Dozens of cyclists crowded the corner of Woodbine and Danforth Aves. for speeches and a ride with free granola and lemonade at the end.
The lanes — separated with flexi-posts from vehicles for much of the distance — were approved by city council last October as part of Toronto’s 10-year cycling plan.
When work on the lanes started in August, however, McMahon, whose Ward 32 Beaches—East York includes Woodbine south of the Danforth, got an earful from upset residents worried about traffic implications.
Residents on Woodbine side streets said a dangerous flow of motorists trying to shortcut the busy north-south artery would only get worse.
“Burgess (Ave.) is already like a highway during rush hour from people trying to get away from Woodbine . . . It’s ridiculous,” said one resident on the Friends of Cassels Park Facebook group.
But many two-wheelers at the Saturday celebration predicted residents will find traffic concerns were overblown, and some drivers will switch to bikes because they can travel safely.
Keenan Voviau, who lives near Pape Ave. and Cosburn Ave. in East York, is thrilled his commute down Woodbine to The Beach will be in a bike lane.
“It is a lot safer not having to dodge in and out of cars and having that space for ourselves,” he said, adding he used to cycle Bloor St. and saw a vast improvement when bike lanes were installed as a pilot project.
McMahon is open to “tweaks” to address local traffic concerns but the Woodbine bike lanes are here to stay.
“I want to assure people that it actually makes car drivers safe as well as cyclists and pedestrians,” she said.
“It’s not a war against the car — it’s connectivity, active transportation, multi-modes for everyone. We’ve seen kids biking to school in these lanes that we’ve never seen before and it’s fantastic.”
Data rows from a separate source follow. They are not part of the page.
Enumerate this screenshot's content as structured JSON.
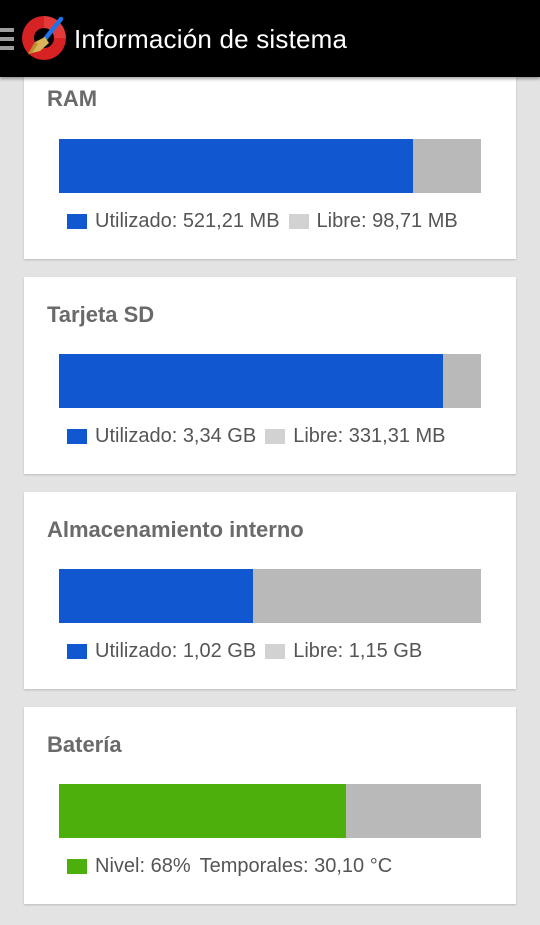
{
  "appbar": {
    "title": "Información de sistema",
    "menu_icon": "hamburger-menu-icon",
    "logo_icon": "ccleaner-logo-icon"
  },
  "colors": {
    "used": "#1157cf",
    "free": "#d2d2d2",
    "free_bar": "#b9b9b9",
    "battery": "#4daf0c"
  },
  "cards": [
    {
      "title": "RAM",
      "used_fraction": 0.839,
      "used_label": "Utilizado: 521,21 MB",
      "free_label": "Libre: 98,71 MB"
    },
    {
      "title": "Tarjeta SD",
      "used_fraction": 0.91,
      "used_label": "Utilizado: 3,34 GB",
      "free_label": "Libre: 331,31 MB"
    },
    {
      "title": "Almacenamiento interno",
      "used_fraction": 0.46,
      "used_label": "Utilizado: 1,02 GB",
      "free_label": "Libre: 1,15 GB"
    },
    {
      "title": "Batería",
      "level_fraction": 0.68,
      "level_label": "Nivel: 68%",
      "temp_label": "Temporales: 30,10 °C"
    }
  ]
}
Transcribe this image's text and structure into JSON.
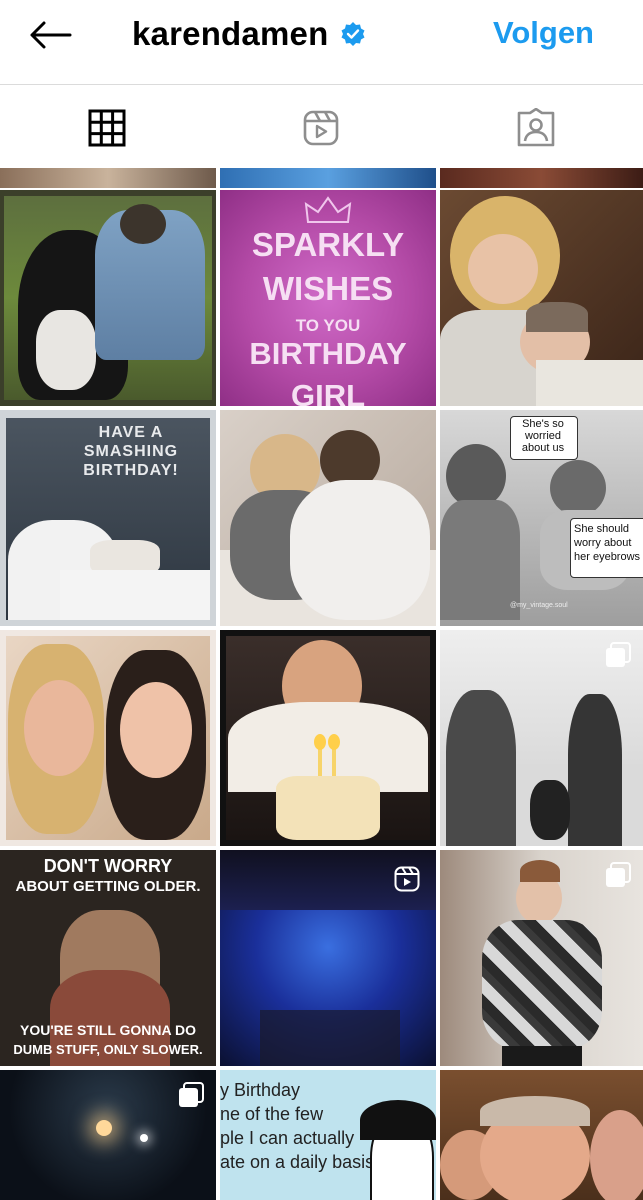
{
  "header": {
    "username": "karendamen",
    "follow_label": "Volgen"
  },
  "tabs": {
    "items": [
      {
        "icon": "grid-icon",
        "active": true
      },
      {
        "icon": "reels-icon",
        "active": false
      },
      {
        "icon": "tagged-icon",
        "active": false
      }
    ]
  },
  "posts": {
    "sparkly": {
      "line1": "SPARKLY",
      "line2": "WISHES",
      "line3": "TO YOU",
      "line4": "BIRTHDAY",
      "line5": "GIRL"
    },
    "smashing": {
      "line1": "HAVE A",
      "line2": "SMASHING",
      "line3": "BIRTHDAY!"
    },
    "vintage": {
      "bubble1": "She's so worried about us",
      "bubble2": "She should worry about her eyebrows",
      "credit": "@my_vintage.soul"
    },
    "dontworry": {
      "top1": "DON'T WORRY",
      "top2": "ABOUT GETTING OLDER.",
      "bottom1": "YOU'RE STILL GONNA DO",
      "bottom2": "DUMB STUFF, ONLY SLOWER."
    },
    "birthday_text": {
      "line1": "y Birthday",
      "line2": "ne of the few",
      "line3": "ple I can actually",
      "line4": "ate on a daily basis"
    }
  },
  "colors": {
    "accent": "#1c9bef",
    "verified": "#1c9bef",
    "divider": "#dbdbdb"
  }
}
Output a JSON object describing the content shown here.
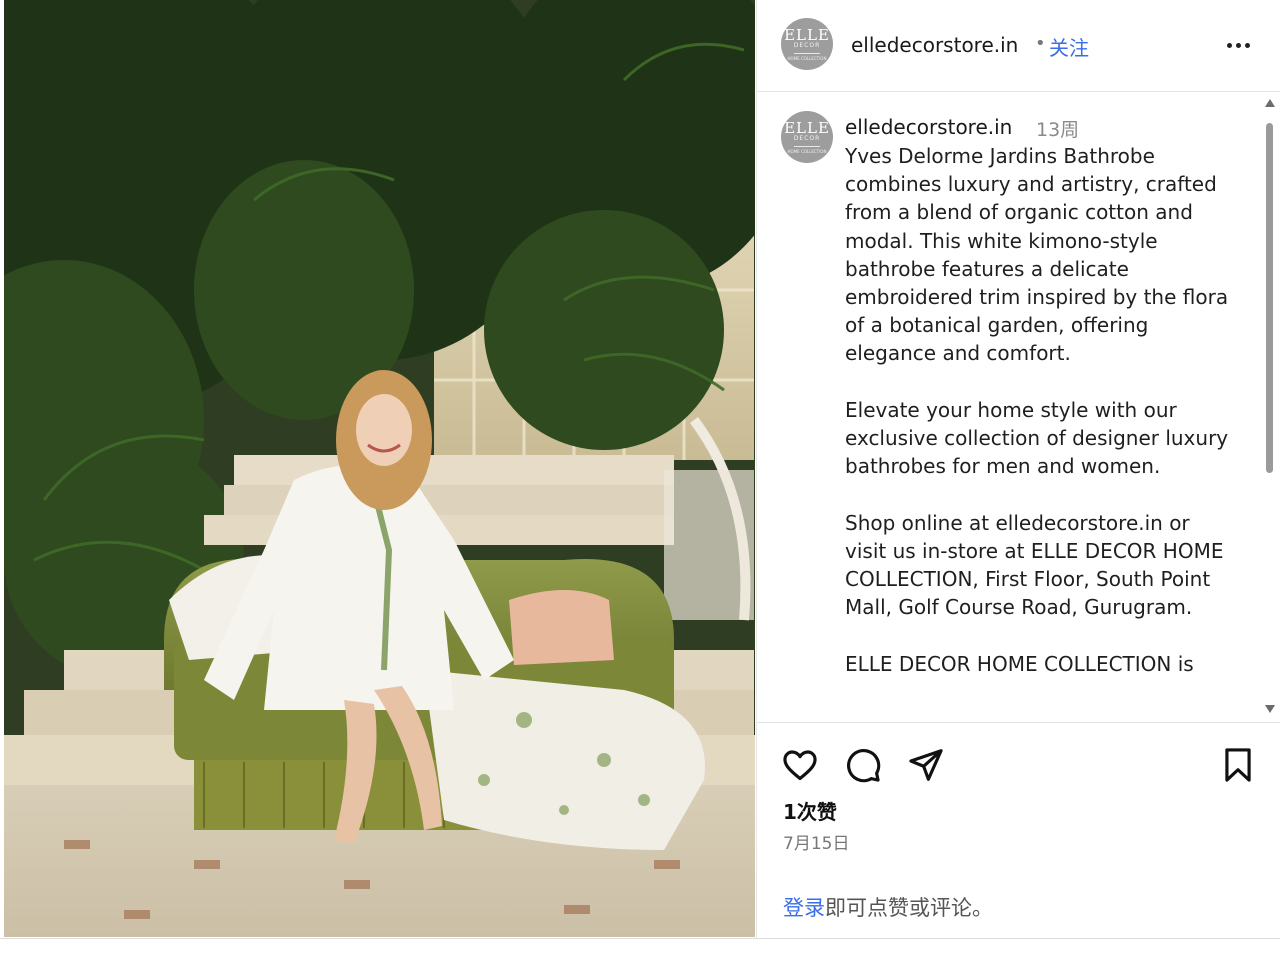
{
  "account": {
    "username": "elledecorstore.in",
    "avatar_logo": "ELLE",
    "avatar_sub": "DECOR",
    "avatar_tiny": "HOME COLLECTION",
    "separator": "•",
    "follow_label": "关注",
    "more_icon": "more-horizontal-icon"
  },
  "caption": {
    "username": "elledecorstore.in",
    "time_ago": "13周",
    "paragraphs": [
      "Yves Delorme Jardins Bathrobe combines luxury and artistry, crafted from a blend of organic cotton and modal. This white kimono-style bathrobe features a delicate embroidered trim inspired by the flora of a botanical garden, offering elegance and comfort.",
      "Elevate your home style with our exclusive collection of designer luxury bathrobes for men and women.",
      "Shop online at elledecorstore.in or visit us in-store at ELLE DECOR HOME COLLECTION, First Floor, South Point Mall, Golf Course Road, Gurugram.",
      "ELLE DECOR HOME COLLECTION is"
    ]
  },
  "actions": {
    "like_icon": "heart-icon",
    "comment_icon": "comment-icon",
    "share_icon": "send-icon",
    "save_icon": "bookmark-icon"
  },
  "stats": {
    "likes": "1次赞",
    "date": "7月15日"
  },
  "footer": {
    "login_link": "登录",
    "login_rest": "即可点赞或评论。"
  },
  "colors": {
    "link": "#3a6ee8",
    "avatar_bg": "#9d9d9d",
    "muted": "#8a8a8a"
  }
}
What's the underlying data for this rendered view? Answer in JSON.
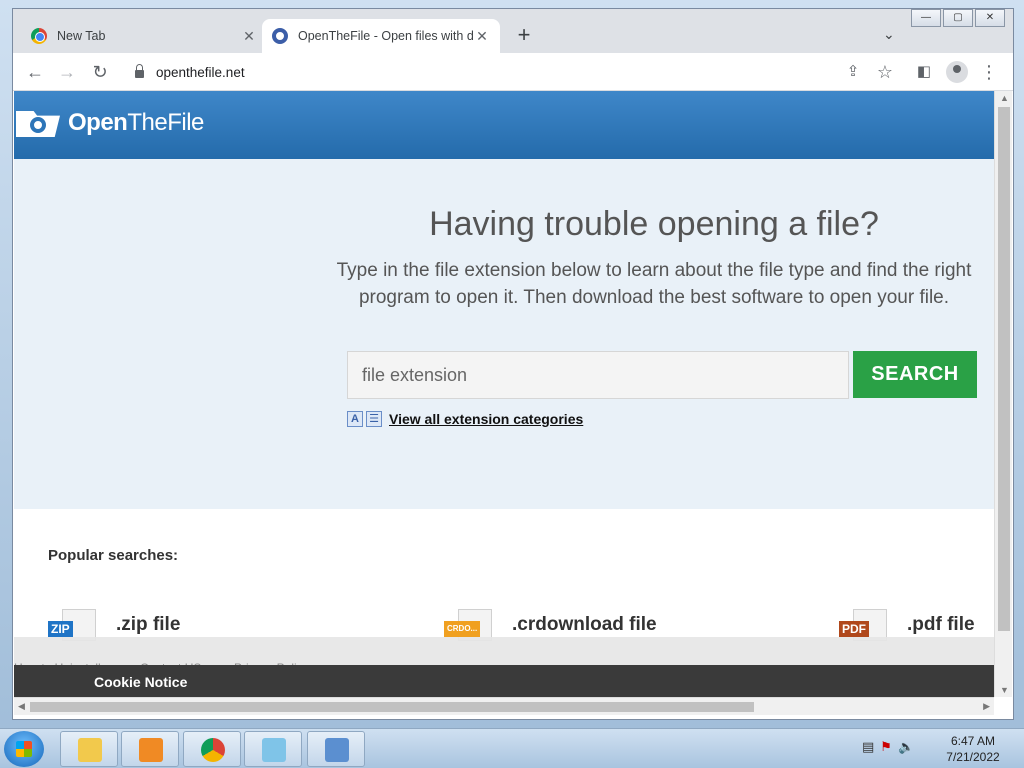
{
  "browser": {
    "tabs": [
      {
        "title": "New Tab",
        "active": false
      },
      {
        "title": "OpenTheFile - Open files with dif",
        "active": true
      }
    ],
    "url": "openthefile.net"
  },
  "site": {
    "logo_open": "Open",
    "logo_rest": "TheFile",
    "heading": "Having trouble opening a file?",
    "subheading": "Type in the file extension below to learn about the file type and find the right program to open it. Then download the best software to open your file.",
    "search_placeholder": "file extension",
    "search_button": "SEARCH",
    "view_all_link": "View all extension categories",
    "popular_title": "Popular searches:",
    "popular": [
      {
        "tag": "ZIP",
        "label": ".zip file",
        "color": "#1f74c6"
      },
      {
        "tag": "CRDO...",
        "label": ".crdownload file",
        "color": "#f0a020"
      },
      {
        "tag": "PDF",
        "label": ".pdf file",
        "color": "#b0481c"
      }
    ],
    "footer_links": [
      "How to Uninstall",
      "Contact US",
      "Privacy Policy"
    ],
    "cookie_title": "Cookie Notice"
  },
  "taskbar": {
    "time": "6:47 AM",
    "date": "7/21/2022"
  }
}
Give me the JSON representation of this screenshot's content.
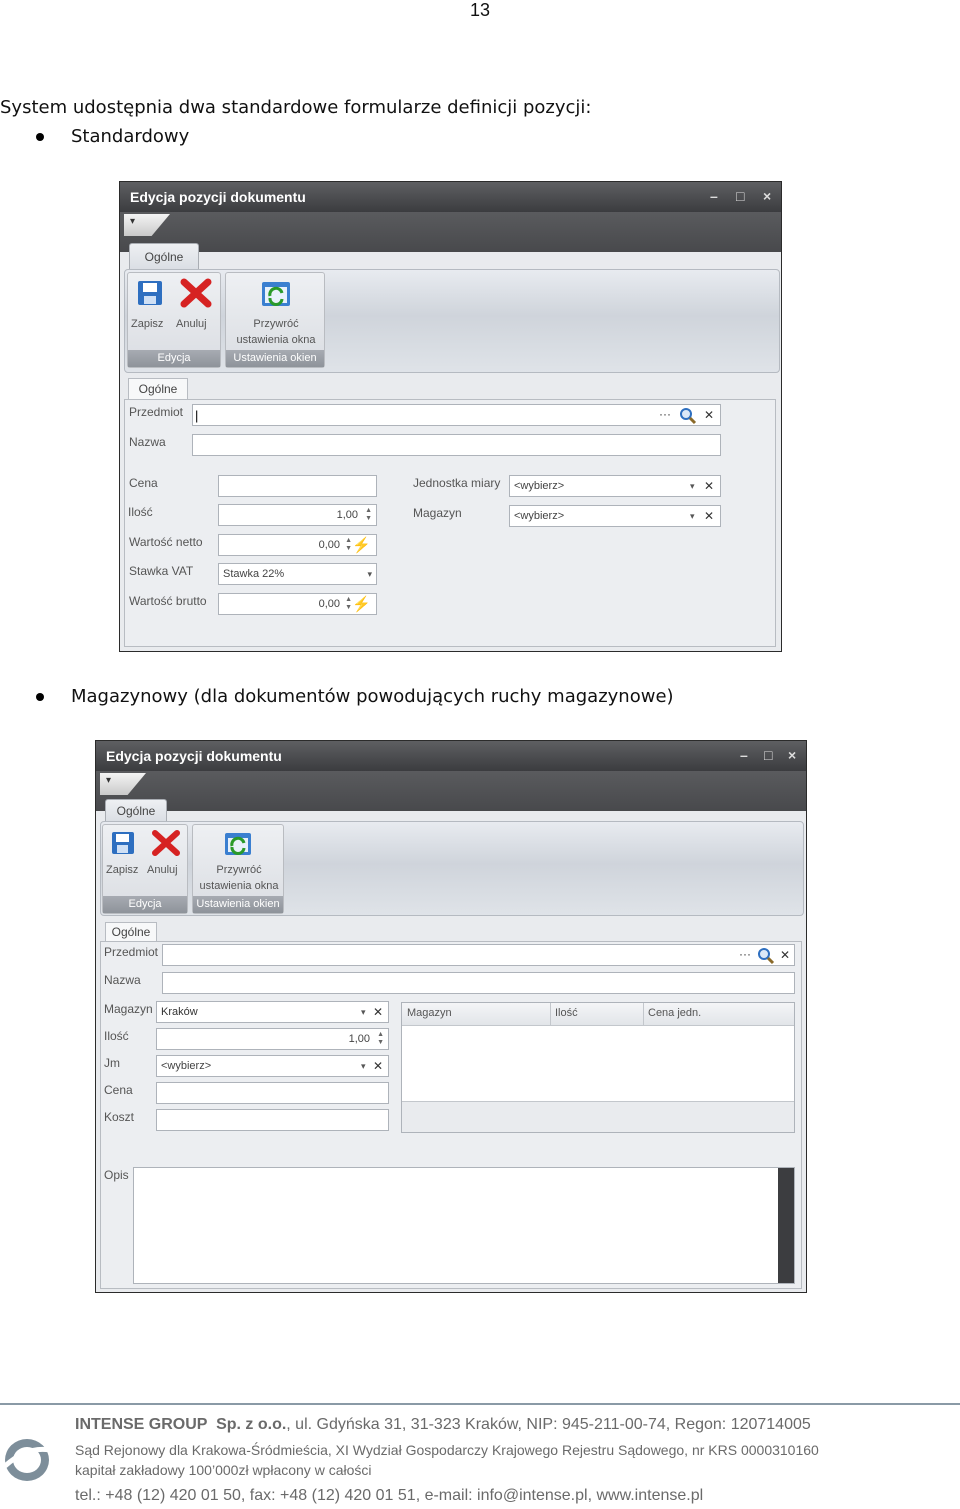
{
  "page_number": "13",
  "intro": "System udostępnia dwa standardowe formularze definicji pozycji:",
  "bullets": [
    "Standardowy",
    "Magazynowy (dla dokumentów powodujących ruchy magazynowe)"
  ],
  "dialog1": {
    "title": "Edycja pozycji dokumentu",
    "window_controls": [
      "–",
      "□",
      "×"
    ],
    "ribbon_tab": "Ogólne",
    "group_edycja": {
      "label": "Edycja",
      "save": "Zapisz",
      "cancel": "Anuluj"
    },
    "group_okna": {
      "label": "Ustawienia okien",
      "restore_line1": "Przywróć",
      "restore_line2": "ustawienia okna"
    },
    "form_tab": "Ogólne",
    "labels": {
      "przedmiot": "Przedmiot",
      "nazwa": "Nazwa",
      "cena": "Cena",
      "ilosc": "Ilość",
      "netto": "Wartość netto",
      "vat": "Stawka VAT",
      "brutto": "Wartość brutto",
      "jm": "Jednostka miary",
      "magazyn": "Magazyn"
    },
    "values": {
      "ilosc": "1,00",
      "netto": "0,00",
      "vat": "Stawka 22%",
      "brutto": "0,00",
      "jm": "<wybierz>",
      "magazyn": "<wybierz>"
    }
  },
  "dialog2": {
    "title": "Edycja pozycji dokumentu",
    "window_controls": [
      "–",
      "□",
      "×"
    ],
    "ribbon_tab": "Ogólne",
    "group_edycja": {
      "label": "Edycja",
      "save": "Zapisz",
      "cancel": "Anuluj"
    },
    "group_okna": {
      "label": "Ustawienia okien",
      "restore_line1": "Przywróć",
      "restore_line2": "ustawienia okna"
    },
    "form_tab": "Ogólne",
    "labels": {
      "przedmiot": "Przedmiot",
      "nazwa": "Nazwa",
      "magazyn": "Magazyn",
      "ilosc": "Ilość",
      "jm": "Jm",
      "cena": "Cena",
      "koszt": "Koszt",
      "opis": "Opis"
    },
    "values": {
      "magazyn": "Kraków",
      "ilosc": "1,00",
      "jm": "<wybierz>"
    },
    "grid_columns": [
      "Magazyn",
      "Ilość",
      "Cena jedn."
    ]
  },
  "footer": {
    "line1_bold": "INTENSE GROUP  Sp. z o.o.",
    "line1_rest": ", ul. Gdyńska 31, 31-323 Kraków, NIP: 945-211-00-74, Regon: 120714005",
    "line2": "Sąd Rejonowy dla Krakowa-Śródmieścia, XI Wydział Gospodarczy Krajowego Rejestru Sądowego, nr KRS 0000310160",
    "line3": "kapitał zakładowy 100’000zł wpłacony w całości",
    "line4": "tel.: +48 (12) 420 01 50, fax: +48 (12) 420 01 51, e-mail: info@intense.pl, www.intense.pl"
  }
}
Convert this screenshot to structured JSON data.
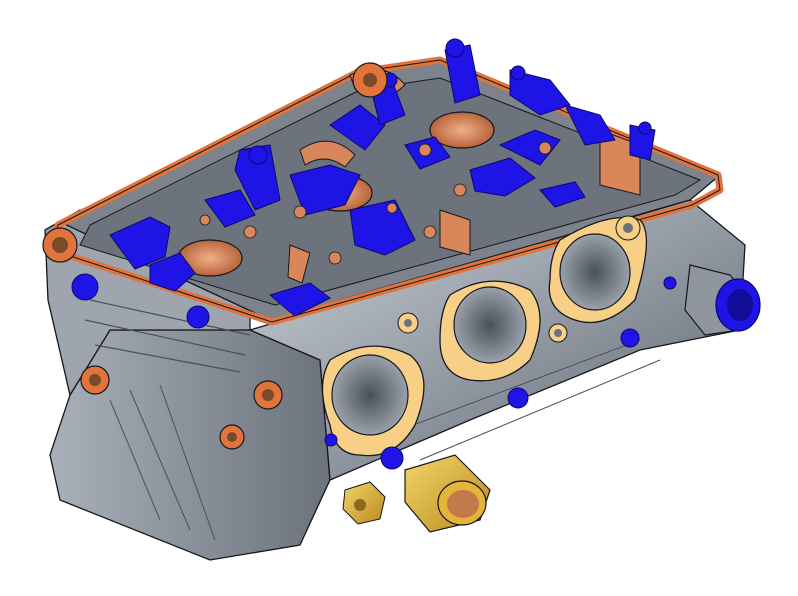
{
  "scene": {
    "subject": "cylinder-head-cad-model",
    "colors": {
      "background": "#ffffff",
      "casting": "#8f96a0",
      "casting_light": "#c7ccd3",
      "casting_dark": "#4a5058",
      "outline": "#15181c",
      "highlight_blue": "#1f14e6",
      "gasket_orange": "#e0743c",
      "bore_copper": "#d9875a",
      "port_gasket": "#f7cf86",
      "fitting_gold": "#e2b53a"
    }
  }
}
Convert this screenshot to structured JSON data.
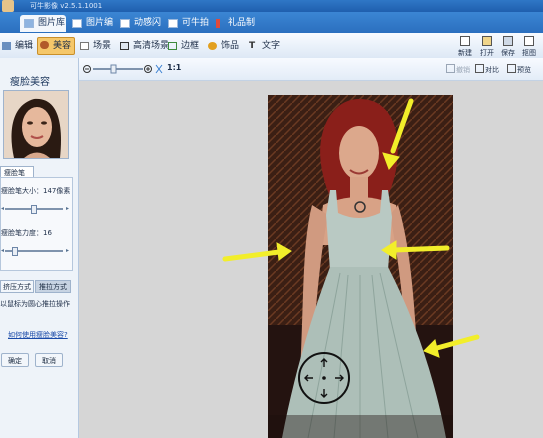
{
  "window": {
    "title": "可牛影像 v2.5.1.1001"
  },
  "main_tabs": [
    {
      "label": "图片库"
    },
    {
      "label": "图片编辑"
    },
    {
      "label": "动感闪图"
    },
    {
      "label": "可牛拍照"
    },
    {
      "label": "礼品制作"
    }
  ],
  "toolbar": {
    "tools": [
      {
        "label": "编辑"
      },
      {
        "label": "美容"
      },
      {
        "label": "场景"
      },
      {
        "label": "高清场景"
      },
      {
        "label": "边框"
      },
      {
        "label": "饰品"
      },
      {
        "label": "文字"
      }
    ],
    "right_buttons": [
      {
        "label": "新建"
      },
      {
        "label": "打开"
      },
      {
        "label": "保存"
      },
      {
        "label": "抠图"
      }
    ]
  },
  "left_panel": {
    "title": "瘦脸美容",
    "subtab": "瘦脸笔",
    "brush_size_label": "瘦脸笔大小：147像素",
    "brush_strength_label": "瘦脸笔力度：16",
    "brush_size_slider_level": 0.5,
    "brush_strength_slider_level": 0.18,
    "mode_buttons": [
      "挤压方式",
      "推拉方式"
    ],
    "active_mode": "推拉方式",
    "tip": "以鼠标为圆心推拉操作",
    "help_link": "如何使用瘦脸美容?",
    "confirm_button": "确定",
    "cancel_button": "取消"
  },
  "canvas_toolbar": {
    "zoom_ratio": "1:1",
    "restore_label": "撤销",
    "compare_label": "对比",
    "preview_label": "预览"
  },
  "colors": {
    "title_blue": "#1f5fae",
    "tab_blue": "#2b6fbf",
    "active_tool": "#f5c76a",
    "annotation_arrow": "#f2ee2a",
    "canvas_gray": "#d6d6d6"
  }
}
McMahon now has her sights set on getting a bike lane on the Danforth, initially from Coxwell to Victoria Park Aves., pending outcome of the contentious Bloor St. bike lane trial period.
“We’re looking forward to the conversation about Bloor in the fall and then rolling (lanes) out on the Danny as soon as we can.”
Councillor Janet Davis, whose Ward 31 Beaches-East York includes the north stretch of Woodbine, says the creation of new lanes to form a citywide network is inevitable, even if Toronto’s suburb-dominated city council has failed in the past to hit new lane targets.
“We have to (commit) to make the connections into the suburban areas of the city. People will ride distances if they know the connections are there,” Davis said.
“More and more people are cycling, that is not going to change . . . We have an obligation to make sure those roads are safe for those people as well.”